Containers and Big Data

Containers and Big Data

Wednesday, June 20
2:00 PM - 2:40 PM
Grand Ballroom 220A

As containerization continues to gain momentum and become a de facto standard for application deployment, challenges around containerization of big data workloads are coming to light. Great strides have been made within the open source communities towards running big data workloads in containers, but much is left to be done.

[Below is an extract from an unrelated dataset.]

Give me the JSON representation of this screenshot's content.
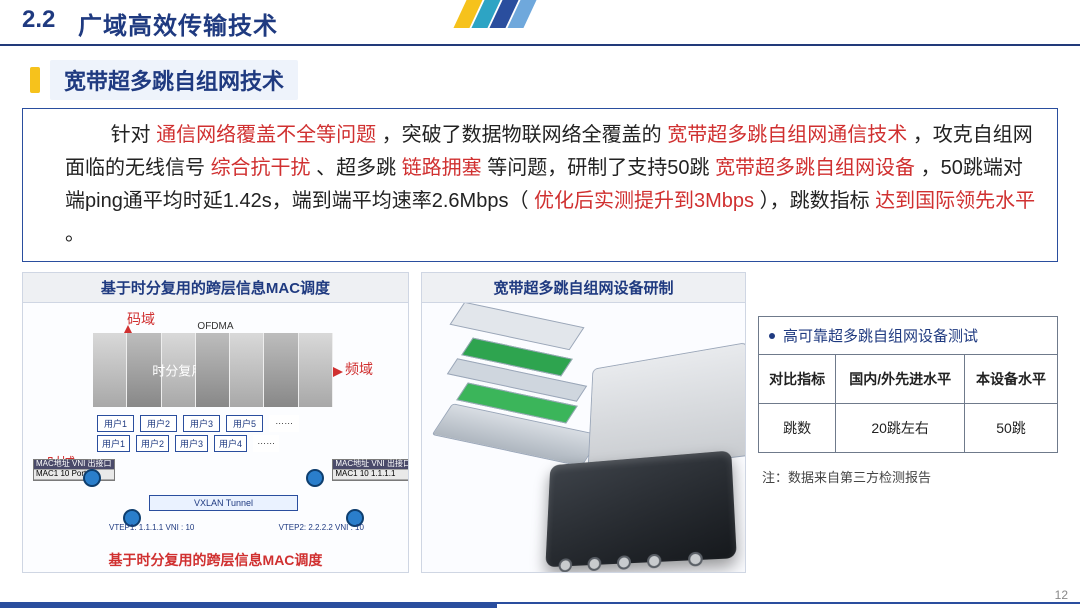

Apache Hadoop YARN is the modern distributed operating system for big data applications. It has morphed the Hadoop compute layer into a common resource-management platform that can host a wide variety of applications. At its core, YARN has a very powerful scheduler which enforces global cluster level invariants and helps sites manage user and operator expectations of elastic sharing, resource usage limits, SLAs, and more. YARN recently increased its support for Docker containerization and added a YARN service framework supporting long-running services.

In this session we will explore the emerging patterns and challenges related to containers and big data workloads, including running applications such as Apache Spark, Apache HBase, and Kubernetes in containers on YARN.

Presentation Video


Billie Rinaldi
Principal Software Engineer I
Billie Rinaldi is a Principal Software Engineer I at Hortonworks, currently prototyping new features related to long-running services and containers in Apache Hadoop YARN. Prior to August 2012, Billie engaged in big data science and research at the National Security Agency, where she provided early leadership for Apache Accumulo. Billie is a member of the Apache Software Foundation and a committer for Apache Hadoop and a number of other Apache projects in the Hadoop ecosystem. She holds a Ph.D. in applied mathematics from Rensselaer Polytechnic Institute.
Shane Kumpf
Software Engineer
Shane Kumpf is a Staff Software Engineer on the Apache Hadoop YARN R&D team at Hortonworks focusing on containerization.